It’s not exactly the end-all-be-all of dark, irreverent action comedies, but that doesn’t keep Shane Black’s The Nice Guys from being a good deal of very R-rated fun. Yes, a lot of that is thanks to the odd-couple pairing of Russell Crowe and Ryan Gosling, but there’s more credit to spread around. That’s obvious from the very start, when this 1977-set movie opens with a period-correct Warner Bros. logo. Care has been taken — to the era, if not the exact year — and it pays off. Hell, even the Nancy Drew books on the shelves in Gosling’s daughter’s bedroom have the right spines for that era. At the same time, it’s the kind of period detail that plays on the advantage of our hindsight concerning the changes 40 years will make. All in all, I’d call it good unwholesome fun — with a wayward generous heart.
The 1977 setting seems to have been chosen in part because The Nice Guys feels like a movie that was made then — certainly more than it feels like it was made in 2016. It clearly recalls such 1970s fare as The Long Goodbye (1973)and Chinatown (1974), as well as such largely forgotten titles as Busting (1974) and 1978’s The Big Fix, which featured Richard Dreyfuss as a stoner private eye with a cast on his arm just like Gosling has here — something unlikely to be coincidental. But The Nice Guys rarely channels a specific film (it resembles Paul Thomas Anderson’s Inherent Vice from 2015, also a 1970 period piece). Rather, it taps into the feel of a time and type of movie. There’s a hint of the drive-in about it and maybe even a whiff of exploitation. And that’s as it should be.
Crowe plays Jackson Healy, a world-weary (maybe just plain weary), out-of-shape not-quite-a-PI who is rarely seen without his tacky blue leather (or maybe Naugahyde) jacket and whose specialty is “punishing” people for a fee.

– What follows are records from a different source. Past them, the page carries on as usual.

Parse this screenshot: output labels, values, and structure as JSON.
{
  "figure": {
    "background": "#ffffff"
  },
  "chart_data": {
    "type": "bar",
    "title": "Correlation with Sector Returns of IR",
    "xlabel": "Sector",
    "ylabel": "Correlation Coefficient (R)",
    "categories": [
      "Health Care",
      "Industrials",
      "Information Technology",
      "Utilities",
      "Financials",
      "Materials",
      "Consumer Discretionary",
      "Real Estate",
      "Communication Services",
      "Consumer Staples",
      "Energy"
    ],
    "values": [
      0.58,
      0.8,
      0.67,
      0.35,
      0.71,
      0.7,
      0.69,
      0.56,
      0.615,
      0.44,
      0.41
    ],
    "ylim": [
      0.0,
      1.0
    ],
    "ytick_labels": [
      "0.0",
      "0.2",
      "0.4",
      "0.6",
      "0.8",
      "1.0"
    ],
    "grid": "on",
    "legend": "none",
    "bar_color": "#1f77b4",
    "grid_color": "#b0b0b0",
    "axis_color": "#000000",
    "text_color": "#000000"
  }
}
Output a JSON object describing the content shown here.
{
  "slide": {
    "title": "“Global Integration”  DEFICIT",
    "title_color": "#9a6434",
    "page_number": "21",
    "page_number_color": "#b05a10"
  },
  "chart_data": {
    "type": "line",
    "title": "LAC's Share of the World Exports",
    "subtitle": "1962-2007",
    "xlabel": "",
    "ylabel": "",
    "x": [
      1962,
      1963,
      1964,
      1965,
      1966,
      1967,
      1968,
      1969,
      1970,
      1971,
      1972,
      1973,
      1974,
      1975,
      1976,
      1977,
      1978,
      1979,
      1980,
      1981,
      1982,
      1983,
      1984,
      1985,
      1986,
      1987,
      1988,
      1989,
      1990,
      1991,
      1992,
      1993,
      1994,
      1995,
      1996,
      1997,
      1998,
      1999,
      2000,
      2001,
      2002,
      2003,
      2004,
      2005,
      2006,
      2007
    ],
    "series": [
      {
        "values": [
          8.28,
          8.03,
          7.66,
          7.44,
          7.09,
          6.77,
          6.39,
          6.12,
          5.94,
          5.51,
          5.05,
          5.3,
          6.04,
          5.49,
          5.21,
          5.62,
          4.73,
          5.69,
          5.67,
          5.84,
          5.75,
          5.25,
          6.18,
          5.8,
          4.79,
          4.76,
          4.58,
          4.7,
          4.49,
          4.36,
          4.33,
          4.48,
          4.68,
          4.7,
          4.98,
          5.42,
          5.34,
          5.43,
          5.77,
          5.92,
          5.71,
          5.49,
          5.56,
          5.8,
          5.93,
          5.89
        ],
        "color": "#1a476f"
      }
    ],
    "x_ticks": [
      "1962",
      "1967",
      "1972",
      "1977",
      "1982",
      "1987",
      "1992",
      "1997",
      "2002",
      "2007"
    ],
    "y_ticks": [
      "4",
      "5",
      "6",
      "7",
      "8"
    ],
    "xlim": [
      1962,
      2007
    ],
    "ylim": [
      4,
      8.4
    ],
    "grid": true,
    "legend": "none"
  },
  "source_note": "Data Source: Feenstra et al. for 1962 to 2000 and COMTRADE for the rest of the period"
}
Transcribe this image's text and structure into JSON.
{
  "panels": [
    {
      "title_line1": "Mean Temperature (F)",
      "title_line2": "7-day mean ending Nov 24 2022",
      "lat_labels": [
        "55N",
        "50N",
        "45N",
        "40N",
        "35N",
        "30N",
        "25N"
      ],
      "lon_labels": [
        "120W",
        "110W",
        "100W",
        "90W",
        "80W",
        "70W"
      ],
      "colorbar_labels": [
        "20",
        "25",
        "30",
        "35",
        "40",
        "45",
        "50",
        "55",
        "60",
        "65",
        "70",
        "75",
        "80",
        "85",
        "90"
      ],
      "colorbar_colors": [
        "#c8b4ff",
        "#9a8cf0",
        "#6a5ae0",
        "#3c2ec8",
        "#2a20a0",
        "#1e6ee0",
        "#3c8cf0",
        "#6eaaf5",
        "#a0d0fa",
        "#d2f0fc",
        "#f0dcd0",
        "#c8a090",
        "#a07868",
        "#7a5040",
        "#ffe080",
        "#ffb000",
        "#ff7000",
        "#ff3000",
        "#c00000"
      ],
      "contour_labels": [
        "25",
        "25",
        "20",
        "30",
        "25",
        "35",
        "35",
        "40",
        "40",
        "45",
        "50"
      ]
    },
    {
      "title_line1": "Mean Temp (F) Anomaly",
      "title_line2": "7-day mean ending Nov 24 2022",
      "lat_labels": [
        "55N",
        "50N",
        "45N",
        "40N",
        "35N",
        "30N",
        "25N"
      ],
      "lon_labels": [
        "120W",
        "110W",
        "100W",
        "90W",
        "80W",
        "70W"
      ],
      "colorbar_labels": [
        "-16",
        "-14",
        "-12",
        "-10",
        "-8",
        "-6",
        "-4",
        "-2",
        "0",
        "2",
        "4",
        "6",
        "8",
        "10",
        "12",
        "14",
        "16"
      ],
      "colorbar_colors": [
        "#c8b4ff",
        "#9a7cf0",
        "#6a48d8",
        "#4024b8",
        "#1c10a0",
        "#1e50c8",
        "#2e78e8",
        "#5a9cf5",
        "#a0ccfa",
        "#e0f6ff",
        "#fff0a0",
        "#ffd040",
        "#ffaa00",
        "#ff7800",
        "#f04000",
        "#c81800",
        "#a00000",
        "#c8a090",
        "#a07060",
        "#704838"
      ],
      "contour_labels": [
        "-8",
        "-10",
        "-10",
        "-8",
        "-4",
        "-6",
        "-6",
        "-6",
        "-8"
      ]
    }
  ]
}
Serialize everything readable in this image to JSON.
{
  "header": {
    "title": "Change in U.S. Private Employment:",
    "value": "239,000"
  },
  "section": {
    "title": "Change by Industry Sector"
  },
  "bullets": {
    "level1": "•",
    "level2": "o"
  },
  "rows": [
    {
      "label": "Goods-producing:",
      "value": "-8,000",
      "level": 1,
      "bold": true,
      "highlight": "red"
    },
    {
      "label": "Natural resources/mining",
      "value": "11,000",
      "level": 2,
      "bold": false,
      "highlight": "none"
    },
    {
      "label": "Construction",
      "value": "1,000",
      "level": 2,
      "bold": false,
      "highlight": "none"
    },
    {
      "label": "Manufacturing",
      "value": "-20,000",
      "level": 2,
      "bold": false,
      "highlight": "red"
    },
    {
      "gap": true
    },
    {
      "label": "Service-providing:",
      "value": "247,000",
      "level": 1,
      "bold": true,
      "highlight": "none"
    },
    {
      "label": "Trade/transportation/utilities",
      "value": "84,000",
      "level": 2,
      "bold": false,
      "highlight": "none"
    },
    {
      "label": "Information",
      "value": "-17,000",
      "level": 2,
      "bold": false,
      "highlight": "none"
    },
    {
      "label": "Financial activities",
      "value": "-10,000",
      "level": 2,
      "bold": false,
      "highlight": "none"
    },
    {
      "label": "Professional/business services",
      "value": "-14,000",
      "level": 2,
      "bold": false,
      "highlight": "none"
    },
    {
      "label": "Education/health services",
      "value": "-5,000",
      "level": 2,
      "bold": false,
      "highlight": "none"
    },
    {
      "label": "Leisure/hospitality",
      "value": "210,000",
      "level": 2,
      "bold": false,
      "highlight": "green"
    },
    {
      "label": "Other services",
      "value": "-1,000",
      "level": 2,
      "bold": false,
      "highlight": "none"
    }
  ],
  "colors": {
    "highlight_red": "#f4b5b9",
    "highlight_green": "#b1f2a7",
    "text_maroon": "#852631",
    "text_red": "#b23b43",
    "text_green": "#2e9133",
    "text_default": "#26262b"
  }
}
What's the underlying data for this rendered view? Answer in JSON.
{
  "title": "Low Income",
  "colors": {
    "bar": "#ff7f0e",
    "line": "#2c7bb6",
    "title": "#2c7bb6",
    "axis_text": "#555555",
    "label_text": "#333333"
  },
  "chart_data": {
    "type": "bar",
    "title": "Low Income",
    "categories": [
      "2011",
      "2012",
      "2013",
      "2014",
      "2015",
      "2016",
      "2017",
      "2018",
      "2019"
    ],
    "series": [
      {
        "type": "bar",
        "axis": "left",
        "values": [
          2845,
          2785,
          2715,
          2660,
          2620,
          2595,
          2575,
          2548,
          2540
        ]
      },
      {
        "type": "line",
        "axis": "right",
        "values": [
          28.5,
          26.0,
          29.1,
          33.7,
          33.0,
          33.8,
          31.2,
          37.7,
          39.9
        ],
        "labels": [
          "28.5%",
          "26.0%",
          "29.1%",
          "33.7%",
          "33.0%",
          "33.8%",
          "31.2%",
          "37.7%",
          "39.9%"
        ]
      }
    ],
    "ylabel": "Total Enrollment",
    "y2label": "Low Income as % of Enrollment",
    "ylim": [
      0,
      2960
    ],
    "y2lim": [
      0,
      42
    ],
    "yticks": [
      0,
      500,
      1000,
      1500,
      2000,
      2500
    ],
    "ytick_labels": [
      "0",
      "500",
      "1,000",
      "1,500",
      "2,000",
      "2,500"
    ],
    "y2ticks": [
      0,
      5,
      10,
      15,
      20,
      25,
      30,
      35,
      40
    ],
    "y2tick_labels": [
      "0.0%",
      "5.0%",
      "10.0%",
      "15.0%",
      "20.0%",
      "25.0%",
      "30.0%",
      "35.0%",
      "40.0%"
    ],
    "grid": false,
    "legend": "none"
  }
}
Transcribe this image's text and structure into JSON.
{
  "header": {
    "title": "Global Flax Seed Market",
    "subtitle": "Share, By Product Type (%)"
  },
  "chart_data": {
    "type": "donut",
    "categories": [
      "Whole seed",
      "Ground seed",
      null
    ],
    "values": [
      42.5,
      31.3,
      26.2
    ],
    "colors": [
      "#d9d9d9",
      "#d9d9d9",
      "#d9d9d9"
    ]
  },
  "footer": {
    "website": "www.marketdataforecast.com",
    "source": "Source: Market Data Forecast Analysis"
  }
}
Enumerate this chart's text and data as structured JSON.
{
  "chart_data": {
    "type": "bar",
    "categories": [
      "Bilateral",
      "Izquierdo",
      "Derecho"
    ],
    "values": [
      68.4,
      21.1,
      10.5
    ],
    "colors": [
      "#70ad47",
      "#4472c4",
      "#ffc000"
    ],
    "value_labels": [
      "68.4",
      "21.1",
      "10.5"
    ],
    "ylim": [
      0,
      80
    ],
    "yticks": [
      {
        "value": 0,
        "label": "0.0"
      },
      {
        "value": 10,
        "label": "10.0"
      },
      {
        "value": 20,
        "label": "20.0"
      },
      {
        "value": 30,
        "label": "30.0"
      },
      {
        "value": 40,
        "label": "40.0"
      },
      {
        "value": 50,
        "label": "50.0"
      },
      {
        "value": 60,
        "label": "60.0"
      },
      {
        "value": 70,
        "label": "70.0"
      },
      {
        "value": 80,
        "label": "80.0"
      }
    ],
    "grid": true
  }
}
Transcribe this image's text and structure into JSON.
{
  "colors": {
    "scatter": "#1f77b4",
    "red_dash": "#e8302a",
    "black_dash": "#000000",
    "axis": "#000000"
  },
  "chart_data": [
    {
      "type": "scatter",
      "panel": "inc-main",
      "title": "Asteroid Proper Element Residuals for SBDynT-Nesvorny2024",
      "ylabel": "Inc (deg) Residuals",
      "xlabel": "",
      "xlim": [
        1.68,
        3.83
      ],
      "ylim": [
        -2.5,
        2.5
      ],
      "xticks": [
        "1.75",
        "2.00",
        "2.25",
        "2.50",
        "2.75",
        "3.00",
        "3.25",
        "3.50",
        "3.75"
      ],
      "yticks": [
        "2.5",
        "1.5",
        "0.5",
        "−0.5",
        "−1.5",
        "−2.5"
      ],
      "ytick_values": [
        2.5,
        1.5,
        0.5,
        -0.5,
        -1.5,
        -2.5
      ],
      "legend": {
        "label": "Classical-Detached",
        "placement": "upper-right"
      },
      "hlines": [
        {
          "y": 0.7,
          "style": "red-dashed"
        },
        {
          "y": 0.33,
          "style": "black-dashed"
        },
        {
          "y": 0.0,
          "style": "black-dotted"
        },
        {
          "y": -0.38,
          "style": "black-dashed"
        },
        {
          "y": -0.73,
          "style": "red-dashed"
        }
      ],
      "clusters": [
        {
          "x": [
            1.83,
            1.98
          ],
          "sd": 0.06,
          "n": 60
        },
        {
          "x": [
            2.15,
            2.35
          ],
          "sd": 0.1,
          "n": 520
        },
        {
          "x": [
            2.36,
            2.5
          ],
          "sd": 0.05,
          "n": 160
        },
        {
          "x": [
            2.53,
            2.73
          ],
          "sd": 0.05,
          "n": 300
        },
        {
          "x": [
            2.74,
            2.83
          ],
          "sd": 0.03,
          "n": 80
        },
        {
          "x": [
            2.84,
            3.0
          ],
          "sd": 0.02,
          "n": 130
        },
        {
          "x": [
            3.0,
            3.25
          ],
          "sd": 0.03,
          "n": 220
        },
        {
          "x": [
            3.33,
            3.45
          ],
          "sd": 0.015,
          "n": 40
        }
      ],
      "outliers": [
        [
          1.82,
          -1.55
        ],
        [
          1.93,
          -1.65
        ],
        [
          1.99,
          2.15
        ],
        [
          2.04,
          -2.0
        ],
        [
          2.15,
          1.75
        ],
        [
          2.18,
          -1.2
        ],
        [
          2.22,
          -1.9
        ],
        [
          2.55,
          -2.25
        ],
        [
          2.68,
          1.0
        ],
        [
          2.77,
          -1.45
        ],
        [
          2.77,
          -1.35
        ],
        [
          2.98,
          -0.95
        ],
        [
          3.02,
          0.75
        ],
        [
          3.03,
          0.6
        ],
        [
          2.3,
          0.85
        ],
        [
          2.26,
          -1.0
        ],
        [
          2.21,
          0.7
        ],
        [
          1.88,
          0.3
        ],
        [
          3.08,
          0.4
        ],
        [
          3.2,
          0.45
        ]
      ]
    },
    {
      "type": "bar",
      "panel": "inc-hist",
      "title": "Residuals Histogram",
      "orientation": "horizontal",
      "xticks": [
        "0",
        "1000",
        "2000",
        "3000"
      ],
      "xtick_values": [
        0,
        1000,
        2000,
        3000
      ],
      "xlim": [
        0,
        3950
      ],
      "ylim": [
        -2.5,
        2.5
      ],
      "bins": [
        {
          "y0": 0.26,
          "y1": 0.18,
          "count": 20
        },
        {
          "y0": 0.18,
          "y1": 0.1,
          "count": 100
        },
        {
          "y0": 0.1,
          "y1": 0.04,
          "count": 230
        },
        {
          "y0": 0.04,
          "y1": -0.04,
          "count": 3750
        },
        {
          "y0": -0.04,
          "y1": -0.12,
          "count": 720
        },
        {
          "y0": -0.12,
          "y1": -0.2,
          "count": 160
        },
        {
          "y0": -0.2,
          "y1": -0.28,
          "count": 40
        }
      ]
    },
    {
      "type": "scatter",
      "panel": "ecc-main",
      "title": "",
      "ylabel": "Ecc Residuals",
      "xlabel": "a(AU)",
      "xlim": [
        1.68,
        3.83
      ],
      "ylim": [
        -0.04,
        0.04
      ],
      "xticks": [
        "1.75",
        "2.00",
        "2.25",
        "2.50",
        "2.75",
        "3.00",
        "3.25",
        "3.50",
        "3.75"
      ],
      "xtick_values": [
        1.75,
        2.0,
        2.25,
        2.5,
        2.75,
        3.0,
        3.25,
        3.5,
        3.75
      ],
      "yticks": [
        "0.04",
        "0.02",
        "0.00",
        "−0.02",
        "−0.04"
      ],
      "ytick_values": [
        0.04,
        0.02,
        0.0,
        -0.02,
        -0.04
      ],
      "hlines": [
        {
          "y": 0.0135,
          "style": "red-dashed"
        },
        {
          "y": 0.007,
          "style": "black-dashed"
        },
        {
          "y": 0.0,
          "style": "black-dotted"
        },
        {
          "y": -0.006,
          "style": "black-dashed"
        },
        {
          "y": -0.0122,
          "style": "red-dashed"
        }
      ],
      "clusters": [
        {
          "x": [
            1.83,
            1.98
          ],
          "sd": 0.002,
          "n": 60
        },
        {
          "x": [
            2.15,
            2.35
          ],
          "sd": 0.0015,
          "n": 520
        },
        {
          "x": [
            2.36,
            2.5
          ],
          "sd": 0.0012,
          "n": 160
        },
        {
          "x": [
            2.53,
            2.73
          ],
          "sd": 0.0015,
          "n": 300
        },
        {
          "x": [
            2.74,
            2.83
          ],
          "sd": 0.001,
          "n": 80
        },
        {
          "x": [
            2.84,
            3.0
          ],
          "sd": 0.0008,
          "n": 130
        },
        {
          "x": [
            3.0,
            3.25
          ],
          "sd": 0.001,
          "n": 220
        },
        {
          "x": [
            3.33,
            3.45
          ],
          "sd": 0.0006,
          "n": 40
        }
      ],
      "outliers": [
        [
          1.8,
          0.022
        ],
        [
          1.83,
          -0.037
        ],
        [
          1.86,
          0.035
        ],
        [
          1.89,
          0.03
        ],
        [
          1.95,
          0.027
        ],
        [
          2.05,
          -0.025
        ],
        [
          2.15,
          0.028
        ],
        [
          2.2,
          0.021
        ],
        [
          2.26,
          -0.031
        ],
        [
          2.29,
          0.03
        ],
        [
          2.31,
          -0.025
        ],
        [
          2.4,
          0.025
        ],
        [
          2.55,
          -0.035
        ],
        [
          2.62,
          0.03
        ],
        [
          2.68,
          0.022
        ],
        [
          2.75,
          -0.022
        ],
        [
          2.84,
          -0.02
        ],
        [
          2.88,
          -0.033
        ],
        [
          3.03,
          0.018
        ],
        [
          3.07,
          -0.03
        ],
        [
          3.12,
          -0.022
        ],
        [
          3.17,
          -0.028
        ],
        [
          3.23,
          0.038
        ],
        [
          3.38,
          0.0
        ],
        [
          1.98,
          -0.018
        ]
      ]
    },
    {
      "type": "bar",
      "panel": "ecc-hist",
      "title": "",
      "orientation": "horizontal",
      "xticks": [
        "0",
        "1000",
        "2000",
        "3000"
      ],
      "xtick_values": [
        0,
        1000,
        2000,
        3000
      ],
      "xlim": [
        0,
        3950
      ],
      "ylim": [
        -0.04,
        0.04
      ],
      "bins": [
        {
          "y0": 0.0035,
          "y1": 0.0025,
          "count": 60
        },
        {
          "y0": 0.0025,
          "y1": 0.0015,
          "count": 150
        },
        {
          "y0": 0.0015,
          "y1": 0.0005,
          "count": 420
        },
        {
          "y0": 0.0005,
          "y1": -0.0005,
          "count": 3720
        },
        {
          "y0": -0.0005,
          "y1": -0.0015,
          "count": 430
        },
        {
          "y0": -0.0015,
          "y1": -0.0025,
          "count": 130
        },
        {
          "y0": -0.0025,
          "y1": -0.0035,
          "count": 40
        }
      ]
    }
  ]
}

In other words, he gets paid to beat up people — and he likes it. It is on one of these assignments that he meets (and beats) Holland March (Gosling), a real, but neither honest, smart nor successful, PI. Jackson has been sent to “persuade” Holland to stop pursuing his latest case, Amelia Kuttner (Margaret Qualley), which he does by way of a severe beating and a broken arm. Naturally, this extreme form of “meet-cute” will lead to a bickering partnership between the two when it turns out that Healy’s in bad with some out-of-town bad guys for knowing Amelia, who has disappeared.
This is where the story gets into complications that would do Raymond Chandler proud, tying together the death of a porn star, a conspiracy by the automotive industry, a missing porn movie and more corruption than can be easily processed. And that’s just fine. It’s the way this sort of thing should play, and it forms a solid — if spectacularly convoluted — structure on which to hang a breathless series of gags and legitimate thrills involving our mismatched heroes (or what passes for heroes here). It nearly all works, from such over-the-stop shtick as Gosling screaming like a small child when faced with danger to the movie’s attempts to deepen these disreputable characters. Plus, The Nice Guys has a secret weapon in Angourie Rice as Holly March, the barely teenage daughter of Holland. The character is smarter than either of the adults and is given a pivotal (albeit slightly accidental) role in the film’s rather too protracted climax. A lot of her material is grounded in her being older than her years, which is perhaps not unexpected with a father who is unfazed by her talking about anal sex but insists on critiquing her use of English. Rice is excellent in the role, providing the leads with exceptional support and, yes, humanizing their characters. In lesser hands, that last could have been cloying.
It’s unlikely that The Nice Guys is ever going to make it onto a list of great films, but it’s hard to deny it’s an enjoyably wild ride with two — no, make that three — great drivers taking turns at the wheel. There are some things that don’t entirely add up in the plot (and there’s no way you can splice a seemingly 16mm film into a 35mm movie), but they’re not the sort of thing you’re apt to worry about here. Rated R for violence, sexuality, nudity, language and brief drug use.